To find out how much water of hydration will be lost when heating a sample of sodium carbonate decahydrate (Na₂CO₃·10H₂O), we first need to determine the molar mass of the compound and the water it contains.

1. **Calculate the molar mass of Na₂CO₃·10H₂O**:
- Molar mass of Na (Sodium) = 22.99 g/mol
- Molar mass of C (Carbon) = 12.01 g/mol
- Molar mass of O (Oxygen) = 16.00 g/mol
- Molar mass of H₂O (Water) = 18.02 g/mol

Now, calculate the total for Na₂CO₃ and 10H₂O:

- Molar mass of Na₂CO₃ = 2(22.99) + 12.01 + 3(16.00)
= 45.98 + 12.01 + 48.00
= 105.99 g/mol

- Molar mass of 10H₂O = 10 × 18.02 = 180.20 g/mol

Therefore, the total molar mass of Na₂CO₃·10H₂O is:
\[
105.99 + 180.20 = 286.19 \text{ g/mol}
\]

2. **Calculate the mass fraction of water in Na₂CO₃·10H₂O**:
The mass of water in one mole of Na₂CO₃·10H₂O is 180.20 g (from the 10H₂O part).

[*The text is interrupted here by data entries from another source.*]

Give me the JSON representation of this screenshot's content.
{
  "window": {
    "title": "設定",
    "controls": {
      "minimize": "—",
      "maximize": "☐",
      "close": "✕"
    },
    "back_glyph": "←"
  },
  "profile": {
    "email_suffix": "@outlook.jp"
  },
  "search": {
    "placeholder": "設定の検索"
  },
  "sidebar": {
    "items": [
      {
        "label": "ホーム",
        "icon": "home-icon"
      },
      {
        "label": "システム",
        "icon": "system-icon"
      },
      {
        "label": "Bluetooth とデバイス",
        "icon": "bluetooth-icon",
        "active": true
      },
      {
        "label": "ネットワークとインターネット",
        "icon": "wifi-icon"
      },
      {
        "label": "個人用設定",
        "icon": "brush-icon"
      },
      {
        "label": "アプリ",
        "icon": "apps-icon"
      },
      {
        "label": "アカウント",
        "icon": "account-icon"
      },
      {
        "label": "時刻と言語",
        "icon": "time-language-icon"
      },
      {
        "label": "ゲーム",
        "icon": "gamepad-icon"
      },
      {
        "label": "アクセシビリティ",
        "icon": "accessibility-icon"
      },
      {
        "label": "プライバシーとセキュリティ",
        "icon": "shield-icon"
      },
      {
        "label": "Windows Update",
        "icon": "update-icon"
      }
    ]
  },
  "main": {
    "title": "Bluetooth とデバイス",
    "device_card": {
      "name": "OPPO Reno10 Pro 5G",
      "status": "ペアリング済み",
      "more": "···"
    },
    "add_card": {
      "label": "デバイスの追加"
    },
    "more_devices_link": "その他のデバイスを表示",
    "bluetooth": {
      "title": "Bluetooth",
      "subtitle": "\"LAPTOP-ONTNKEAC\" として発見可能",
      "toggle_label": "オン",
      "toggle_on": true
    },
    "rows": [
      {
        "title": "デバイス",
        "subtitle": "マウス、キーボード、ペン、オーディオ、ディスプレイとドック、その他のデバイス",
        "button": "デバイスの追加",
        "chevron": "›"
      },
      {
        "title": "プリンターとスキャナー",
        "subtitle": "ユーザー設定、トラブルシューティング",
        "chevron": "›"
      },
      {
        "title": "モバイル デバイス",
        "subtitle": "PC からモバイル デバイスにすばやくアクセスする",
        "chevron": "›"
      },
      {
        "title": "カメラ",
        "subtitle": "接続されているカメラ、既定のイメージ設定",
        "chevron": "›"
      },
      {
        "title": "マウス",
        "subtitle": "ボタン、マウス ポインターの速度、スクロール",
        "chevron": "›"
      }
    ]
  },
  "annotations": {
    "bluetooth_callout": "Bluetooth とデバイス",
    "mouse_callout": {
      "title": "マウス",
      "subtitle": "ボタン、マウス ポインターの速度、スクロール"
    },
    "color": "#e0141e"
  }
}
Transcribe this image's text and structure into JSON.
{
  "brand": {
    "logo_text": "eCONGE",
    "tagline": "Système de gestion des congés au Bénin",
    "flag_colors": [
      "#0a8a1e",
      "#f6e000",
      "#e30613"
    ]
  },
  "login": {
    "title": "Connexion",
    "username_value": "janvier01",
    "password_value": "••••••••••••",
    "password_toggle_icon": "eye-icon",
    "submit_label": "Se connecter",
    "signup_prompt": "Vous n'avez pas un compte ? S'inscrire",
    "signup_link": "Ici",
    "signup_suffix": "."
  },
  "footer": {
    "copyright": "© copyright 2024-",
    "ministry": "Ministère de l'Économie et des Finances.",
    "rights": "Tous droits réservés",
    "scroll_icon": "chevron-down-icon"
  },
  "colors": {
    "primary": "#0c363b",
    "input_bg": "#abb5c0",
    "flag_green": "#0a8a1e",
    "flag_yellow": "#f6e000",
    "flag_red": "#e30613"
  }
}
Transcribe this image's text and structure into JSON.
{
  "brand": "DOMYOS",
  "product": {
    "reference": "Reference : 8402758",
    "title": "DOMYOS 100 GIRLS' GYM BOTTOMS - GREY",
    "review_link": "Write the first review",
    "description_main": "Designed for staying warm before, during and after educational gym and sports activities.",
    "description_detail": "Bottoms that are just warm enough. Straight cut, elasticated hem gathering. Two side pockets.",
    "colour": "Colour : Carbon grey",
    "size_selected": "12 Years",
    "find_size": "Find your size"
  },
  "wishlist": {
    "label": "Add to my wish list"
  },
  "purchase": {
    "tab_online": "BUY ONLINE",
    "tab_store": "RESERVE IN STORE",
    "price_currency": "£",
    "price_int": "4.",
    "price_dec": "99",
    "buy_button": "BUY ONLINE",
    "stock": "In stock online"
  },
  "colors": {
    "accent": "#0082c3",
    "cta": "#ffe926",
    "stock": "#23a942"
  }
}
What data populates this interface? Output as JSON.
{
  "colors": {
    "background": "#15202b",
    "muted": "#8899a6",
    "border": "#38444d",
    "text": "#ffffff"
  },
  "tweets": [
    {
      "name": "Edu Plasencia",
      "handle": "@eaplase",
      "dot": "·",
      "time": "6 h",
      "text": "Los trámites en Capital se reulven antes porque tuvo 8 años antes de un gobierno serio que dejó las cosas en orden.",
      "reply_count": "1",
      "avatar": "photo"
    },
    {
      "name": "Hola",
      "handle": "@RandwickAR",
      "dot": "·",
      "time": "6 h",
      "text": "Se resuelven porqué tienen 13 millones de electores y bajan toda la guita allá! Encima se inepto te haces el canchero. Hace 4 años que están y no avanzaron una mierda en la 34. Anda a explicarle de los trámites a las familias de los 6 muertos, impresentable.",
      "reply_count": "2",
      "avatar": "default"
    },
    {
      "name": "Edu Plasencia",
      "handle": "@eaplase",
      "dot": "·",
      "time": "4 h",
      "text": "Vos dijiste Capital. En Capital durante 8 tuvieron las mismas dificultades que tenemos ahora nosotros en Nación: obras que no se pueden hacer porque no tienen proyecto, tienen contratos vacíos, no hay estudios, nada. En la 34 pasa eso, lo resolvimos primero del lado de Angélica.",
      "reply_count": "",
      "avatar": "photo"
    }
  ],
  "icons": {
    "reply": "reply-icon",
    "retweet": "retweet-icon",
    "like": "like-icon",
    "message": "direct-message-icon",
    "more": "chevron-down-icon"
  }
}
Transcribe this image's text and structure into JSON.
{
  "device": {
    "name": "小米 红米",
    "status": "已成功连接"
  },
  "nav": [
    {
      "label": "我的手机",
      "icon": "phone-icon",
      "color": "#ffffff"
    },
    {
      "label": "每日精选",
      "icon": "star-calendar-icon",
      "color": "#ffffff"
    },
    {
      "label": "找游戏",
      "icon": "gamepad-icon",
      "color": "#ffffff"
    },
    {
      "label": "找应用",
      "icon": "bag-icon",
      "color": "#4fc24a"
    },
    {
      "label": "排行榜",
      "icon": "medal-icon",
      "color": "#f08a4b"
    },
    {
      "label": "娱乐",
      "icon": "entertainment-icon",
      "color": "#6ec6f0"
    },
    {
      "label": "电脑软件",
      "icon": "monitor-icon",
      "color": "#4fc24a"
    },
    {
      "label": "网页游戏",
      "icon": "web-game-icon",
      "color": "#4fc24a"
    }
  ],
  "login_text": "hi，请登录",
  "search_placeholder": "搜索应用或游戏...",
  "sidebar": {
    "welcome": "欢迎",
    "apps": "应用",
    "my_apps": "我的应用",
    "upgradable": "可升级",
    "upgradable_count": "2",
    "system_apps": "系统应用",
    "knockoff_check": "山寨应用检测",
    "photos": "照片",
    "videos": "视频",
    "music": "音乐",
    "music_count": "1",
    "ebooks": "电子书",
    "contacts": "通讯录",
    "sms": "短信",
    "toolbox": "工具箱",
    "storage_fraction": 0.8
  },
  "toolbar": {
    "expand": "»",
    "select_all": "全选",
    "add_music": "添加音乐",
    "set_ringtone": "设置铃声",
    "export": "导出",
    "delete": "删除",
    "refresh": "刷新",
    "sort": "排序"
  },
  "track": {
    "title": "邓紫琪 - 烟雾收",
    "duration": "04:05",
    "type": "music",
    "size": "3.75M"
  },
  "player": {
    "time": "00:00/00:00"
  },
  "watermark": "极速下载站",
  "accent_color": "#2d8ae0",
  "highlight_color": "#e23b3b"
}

To determine the fraction of the hydrate that is water:
\[
\text{Mass fraction of water} = \frac{180.20 \text{ g}}{286.19 \text{ g}} \approx 0.629
\]

3. **Determine the amount of water lost from 60.0 g of Na₂CO₃·10H₂O**:
Multiply the mass fraction of water by the mass of the hydrate sample:
\[
\text{Mass of water lost} = 60.0 \text{ g} \times 0.629 \approx 37.74 \text{ g}
\]

Thus, when heating the 60.0-gram sample of Na₂CO₃·10H₂O, approximately **37.74 grams of water** will be lost.